The opening quotes come from Historical-geographical and statistical dictionary of Sweden, sixth volume, 1865. But also Alfred Kämpe writes in The struggle for freedom of the Swedish Ommogens (buy your copy here!) about this dark history of Holmes:

By the above-mentioned immoderate bequests, which are characteristic of the reign of Christina, whereby the nobility was elevated to fabulous landed property, the kingdom was utterly impoverished. The arm of the law, moreover, was so crippled that the poor commoners, as we have also seen, were left without protection and defence in the hands of their lords. They were abused and routed in every possible way, as on Ängsön - whose holders possessed full farm rights - where the lords had their peasants, perhaps even long before this time, beaten on the islet, which afterwards, in mockery of the wails of the unfortunate, received the name of Laugh or Skrattholmen.
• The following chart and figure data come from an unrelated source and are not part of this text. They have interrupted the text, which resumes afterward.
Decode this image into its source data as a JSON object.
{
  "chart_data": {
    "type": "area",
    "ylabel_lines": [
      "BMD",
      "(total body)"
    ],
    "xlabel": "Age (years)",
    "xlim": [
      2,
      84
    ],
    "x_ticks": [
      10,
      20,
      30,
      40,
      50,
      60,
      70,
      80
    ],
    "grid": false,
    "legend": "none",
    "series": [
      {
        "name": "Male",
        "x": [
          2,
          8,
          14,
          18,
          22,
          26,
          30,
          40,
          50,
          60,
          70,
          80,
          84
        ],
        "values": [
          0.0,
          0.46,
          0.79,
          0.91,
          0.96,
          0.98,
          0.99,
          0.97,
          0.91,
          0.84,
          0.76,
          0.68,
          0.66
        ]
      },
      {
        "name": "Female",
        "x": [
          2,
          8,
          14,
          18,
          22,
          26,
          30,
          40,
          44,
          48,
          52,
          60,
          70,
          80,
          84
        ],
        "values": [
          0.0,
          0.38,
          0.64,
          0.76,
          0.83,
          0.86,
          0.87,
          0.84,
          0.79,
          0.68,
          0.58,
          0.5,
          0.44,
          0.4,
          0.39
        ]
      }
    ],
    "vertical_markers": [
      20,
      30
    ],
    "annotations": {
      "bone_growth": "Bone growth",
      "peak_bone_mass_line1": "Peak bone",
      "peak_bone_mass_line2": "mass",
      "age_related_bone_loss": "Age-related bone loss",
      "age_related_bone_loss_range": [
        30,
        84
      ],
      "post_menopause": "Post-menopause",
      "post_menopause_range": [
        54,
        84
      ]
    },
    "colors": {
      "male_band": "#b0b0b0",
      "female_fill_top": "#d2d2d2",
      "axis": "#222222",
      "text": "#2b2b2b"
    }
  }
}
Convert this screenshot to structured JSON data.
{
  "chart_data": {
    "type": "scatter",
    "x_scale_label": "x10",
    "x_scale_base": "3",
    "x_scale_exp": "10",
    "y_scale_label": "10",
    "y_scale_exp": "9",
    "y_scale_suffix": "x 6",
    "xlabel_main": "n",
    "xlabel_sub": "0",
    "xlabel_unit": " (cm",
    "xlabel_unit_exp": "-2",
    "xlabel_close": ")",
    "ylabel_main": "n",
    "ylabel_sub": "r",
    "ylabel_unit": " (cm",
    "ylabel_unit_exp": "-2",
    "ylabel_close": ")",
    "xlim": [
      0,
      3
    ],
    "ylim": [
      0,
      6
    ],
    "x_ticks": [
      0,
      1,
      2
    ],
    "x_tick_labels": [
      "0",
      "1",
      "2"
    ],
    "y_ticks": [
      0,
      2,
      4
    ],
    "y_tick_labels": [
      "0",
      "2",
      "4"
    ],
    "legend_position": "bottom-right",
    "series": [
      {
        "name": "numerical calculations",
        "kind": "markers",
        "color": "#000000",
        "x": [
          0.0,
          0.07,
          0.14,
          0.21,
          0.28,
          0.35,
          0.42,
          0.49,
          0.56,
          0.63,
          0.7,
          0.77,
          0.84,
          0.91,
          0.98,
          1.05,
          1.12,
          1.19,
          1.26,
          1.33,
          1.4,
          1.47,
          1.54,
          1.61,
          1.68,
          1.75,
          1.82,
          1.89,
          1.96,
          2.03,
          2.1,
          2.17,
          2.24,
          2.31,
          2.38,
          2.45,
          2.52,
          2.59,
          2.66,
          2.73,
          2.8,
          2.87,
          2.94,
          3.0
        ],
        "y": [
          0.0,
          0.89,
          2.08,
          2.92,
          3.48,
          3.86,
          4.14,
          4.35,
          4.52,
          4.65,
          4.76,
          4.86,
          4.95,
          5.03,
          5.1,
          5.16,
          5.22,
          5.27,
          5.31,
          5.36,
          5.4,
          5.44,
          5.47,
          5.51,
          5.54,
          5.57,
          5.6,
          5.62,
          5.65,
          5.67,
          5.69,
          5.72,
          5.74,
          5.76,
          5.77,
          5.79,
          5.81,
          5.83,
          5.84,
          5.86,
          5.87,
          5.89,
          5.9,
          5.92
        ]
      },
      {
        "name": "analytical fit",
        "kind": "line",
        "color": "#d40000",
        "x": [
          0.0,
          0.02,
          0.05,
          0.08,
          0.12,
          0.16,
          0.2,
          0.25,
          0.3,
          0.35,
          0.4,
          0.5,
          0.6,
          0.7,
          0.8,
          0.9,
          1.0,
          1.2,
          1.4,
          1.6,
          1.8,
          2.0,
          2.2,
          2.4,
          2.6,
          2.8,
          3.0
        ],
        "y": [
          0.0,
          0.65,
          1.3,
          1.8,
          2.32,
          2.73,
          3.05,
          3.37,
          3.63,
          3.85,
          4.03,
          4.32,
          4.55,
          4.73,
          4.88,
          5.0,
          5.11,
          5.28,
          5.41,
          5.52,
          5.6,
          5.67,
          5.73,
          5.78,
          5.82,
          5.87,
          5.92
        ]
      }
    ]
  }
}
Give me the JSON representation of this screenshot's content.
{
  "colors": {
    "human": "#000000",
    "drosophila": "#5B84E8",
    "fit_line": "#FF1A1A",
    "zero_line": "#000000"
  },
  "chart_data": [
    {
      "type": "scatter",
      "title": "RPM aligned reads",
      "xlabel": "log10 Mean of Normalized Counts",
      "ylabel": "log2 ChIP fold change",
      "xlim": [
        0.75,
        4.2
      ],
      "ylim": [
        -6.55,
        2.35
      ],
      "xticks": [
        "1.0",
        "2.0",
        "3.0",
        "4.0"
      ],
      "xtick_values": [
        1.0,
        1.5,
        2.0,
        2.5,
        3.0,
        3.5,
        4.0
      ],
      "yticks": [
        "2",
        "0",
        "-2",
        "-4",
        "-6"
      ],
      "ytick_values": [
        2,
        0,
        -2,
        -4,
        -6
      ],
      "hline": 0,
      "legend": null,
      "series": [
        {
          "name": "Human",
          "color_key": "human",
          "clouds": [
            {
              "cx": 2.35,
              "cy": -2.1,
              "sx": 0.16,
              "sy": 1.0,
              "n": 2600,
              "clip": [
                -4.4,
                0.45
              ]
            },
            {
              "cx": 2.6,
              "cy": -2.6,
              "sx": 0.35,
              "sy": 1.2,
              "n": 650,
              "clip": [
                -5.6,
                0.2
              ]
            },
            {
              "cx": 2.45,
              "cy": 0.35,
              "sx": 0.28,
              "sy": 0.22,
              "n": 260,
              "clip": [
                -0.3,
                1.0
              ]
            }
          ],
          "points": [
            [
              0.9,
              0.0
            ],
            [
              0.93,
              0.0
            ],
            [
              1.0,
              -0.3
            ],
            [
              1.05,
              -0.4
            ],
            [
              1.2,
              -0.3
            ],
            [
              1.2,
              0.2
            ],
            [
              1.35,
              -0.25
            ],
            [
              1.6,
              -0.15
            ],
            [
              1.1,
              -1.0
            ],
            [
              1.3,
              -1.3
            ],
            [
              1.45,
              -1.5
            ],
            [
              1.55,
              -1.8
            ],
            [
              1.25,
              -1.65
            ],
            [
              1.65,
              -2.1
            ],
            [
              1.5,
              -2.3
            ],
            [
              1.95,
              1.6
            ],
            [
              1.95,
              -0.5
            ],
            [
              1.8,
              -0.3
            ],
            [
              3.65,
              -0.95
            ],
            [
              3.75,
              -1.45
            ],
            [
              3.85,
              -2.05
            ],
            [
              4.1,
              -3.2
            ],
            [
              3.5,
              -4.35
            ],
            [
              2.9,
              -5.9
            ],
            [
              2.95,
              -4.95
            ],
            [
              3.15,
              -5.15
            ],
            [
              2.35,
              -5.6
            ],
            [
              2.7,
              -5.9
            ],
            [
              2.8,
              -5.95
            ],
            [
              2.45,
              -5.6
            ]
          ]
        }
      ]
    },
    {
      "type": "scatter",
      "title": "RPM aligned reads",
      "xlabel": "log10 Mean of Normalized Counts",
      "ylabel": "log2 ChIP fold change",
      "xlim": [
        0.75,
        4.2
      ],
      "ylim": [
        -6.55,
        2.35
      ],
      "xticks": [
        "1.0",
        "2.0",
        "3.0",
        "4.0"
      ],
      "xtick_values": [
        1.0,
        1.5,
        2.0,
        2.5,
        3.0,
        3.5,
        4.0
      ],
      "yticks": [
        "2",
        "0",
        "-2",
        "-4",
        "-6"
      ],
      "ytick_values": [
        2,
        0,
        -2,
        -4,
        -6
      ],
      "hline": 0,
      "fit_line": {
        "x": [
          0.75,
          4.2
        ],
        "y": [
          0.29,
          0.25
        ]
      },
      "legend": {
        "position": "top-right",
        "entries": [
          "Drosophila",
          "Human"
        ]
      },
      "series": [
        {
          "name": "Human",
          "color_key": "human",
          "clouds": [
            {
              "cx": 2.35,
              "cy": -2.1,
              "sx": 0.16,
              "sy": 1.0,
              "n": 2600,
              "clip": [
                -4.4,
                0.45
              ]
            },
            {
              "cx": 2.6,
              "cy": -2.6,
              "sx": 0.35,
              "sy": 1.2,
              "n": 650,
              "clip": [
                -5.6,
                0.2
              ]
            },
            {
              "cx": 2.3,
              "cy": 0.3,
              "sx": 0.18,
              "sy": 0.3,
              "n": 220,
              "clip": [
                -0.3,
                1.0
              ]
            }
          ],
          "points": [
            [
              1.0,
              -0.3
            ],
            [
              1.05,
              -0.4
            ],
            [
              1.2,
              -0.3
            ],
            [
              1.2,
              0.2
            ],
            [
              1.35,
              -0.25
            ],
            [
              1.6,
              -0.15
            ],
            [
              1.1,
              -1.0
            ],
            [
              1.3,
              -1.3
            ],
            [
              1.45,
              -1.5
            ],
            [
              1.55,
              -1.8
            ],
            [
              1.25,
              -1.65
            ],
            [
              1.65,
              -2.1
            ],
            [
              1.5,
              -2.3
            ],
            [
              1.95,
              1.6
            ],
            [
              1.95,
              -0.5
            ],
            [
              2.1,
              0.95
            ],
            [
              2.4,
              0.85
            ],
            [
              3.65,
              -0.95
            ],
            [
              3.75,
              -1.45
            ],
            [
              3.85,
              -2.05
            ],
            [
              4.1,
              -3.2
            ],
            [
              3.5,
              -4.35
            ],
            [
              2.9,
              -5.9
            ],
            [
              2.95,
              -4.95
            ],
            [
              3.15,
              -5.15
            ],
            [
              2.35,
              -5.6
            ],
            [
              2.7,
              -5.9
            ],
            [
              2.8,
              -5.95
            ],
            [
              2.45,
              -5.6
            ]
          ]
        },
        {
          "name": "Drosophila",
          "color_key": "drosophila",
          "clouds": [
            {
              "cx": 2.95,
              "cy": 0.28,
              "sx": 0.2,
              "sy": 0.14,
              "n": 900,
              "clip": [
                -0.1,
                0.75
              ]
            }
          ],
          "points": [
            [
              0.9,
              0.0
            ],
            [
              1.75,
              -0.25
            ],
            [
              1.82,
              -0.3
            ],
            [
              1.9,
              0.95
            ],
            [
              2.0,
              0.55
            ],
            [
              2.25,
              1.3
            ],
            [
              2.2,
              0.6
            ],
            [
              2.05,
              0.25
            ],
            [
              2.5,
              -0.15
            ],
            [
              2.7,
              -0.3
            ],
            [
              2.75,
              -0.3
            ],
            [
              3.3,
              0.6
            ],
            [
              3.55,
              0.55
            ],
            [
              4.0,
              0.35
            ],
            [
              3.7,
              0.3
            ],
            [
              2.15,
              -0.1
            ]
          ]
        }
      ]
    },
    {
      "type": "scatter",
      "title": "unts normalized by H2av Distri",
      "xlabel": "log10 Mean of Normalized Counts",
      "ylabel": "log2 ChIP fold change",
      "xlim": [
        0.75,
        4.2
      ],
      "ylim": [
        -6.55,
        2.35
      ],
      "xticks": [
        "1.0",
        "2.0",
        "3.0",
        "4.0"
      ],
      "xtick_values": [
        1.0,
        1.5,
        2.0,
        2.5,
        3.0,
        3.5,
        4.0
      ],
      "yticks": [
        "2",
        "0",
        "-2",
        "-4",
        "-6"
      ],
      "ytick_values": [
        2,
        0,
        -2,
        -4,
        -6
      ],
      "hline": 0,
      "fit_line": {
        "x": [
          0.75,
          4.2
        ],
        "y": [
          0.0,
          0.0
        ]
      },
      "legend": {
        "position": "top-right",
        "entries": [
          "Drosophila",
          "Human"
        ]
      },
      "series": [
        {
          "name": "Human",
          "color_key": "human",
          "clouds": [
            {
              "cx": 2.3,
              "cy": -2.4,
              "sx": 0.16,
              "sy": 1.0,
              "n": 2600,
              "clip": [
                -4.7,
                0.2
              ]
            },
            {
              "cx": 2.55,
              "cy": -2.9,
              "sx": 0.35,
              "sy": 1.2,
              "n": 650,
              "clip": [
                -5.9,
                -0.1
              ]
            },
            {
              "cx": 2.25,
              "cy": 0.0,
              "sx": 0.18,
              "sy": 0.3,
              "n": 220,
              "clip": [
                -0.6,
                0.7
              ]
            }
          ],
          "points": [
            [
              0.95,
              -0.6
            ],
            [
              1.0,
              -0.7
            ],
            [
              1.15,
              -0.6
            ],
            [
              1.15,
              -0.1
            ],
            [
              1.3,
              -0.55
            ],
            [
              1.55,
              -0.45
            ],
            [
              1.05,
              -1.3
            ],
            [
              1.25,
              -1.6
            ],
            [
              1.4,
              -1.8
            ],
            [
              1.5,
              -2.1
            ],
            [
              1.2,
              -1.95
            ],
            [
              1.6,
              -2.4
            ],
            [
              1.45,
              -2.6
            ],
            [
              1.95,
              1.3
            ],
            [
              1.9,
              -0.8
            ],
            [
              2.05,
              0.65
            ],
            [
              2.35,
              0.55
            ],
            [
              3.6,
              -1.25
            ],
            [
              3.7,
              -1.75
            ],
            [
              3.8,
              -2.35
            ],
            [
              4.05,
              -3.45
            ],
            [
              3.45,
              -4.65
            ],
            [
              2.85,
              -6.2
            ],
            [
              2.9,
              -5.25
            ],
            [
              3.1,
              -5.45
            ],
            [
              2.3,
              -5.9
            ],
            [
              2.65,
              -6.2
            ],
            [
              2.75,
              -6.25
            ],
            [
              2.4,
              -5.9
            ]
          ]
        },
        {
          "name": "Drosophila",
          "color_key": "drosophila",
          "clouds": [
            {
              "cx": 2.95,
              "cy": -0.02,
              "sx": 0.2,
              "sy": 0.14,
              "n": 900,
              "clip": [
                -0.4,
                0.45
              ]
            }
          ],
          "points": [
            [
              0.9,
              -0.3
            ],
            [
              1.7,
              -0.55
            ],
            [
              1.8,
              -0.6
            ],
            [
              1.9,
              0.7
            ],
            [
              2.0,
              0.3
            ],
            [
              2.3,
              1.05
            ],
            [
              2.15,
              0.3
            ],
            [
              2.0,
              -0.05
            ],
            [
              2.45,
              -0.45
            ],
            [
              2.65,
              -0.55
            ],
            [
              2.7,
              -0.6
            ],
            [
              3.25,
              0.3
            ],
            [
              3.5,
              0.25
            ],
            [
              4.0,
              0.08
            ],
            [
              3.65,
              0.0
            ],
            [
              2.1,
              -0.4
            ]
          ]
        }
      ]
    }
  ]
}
The guardians had in 1638 acknowledged the neck and the right of action here.

Alfred Kämpe in The struggle for freedom of the Swedish Ommogens

Neck and hand rights which Kämpe mentions in passing, meant that the noblemen at Ängsö had the "right" to imprison, prosecute and punish their subjects at their own discretion. The right also included capital punishment and mutilation. In 1638, when the right to be beheaded and to hold hands was supposedly recognised at Ängsö Castle, the free lord Per Persson Sparre owner of the goods. Before him, the castle had been owned by, among others, the noble families Posse, Trolls and Oxenstierna.

Skrattholmen
Arvid August Afzelius, Sagohäfder of the Swedish People (1851)

Folklife Researcher Arvid August Afzelius also mentions Skrattholmen in his book Swenska Folkets Sagohäfder (1851), in which he argues that it is far from being an unusual story from this period. Peasant rape was more the rule than the exception, it seems. Afzelius tells how "their peasants were forcibly delivered to them, little else than as slaves, without the protection of the law; they could sentence them to flogging and other ignoble punishments, and in some places, such as Wisingsö and Ängsön, even from life and property."

Still live in the folk tales of the village around Ängsö memories of such oppression of the gentlemen

Arvid August Afzelius in Swenska Folkets Sagohäfder (1851)

Ängsö castle and estate were owned by the noble family Piper from 1710 until 1971. The Piper family still rents and lives on Ängsö today. The whole of Ängsö is now a nature reserve. The castle is open to the public during the summer and is owned since 1971 by The Westman Foundation.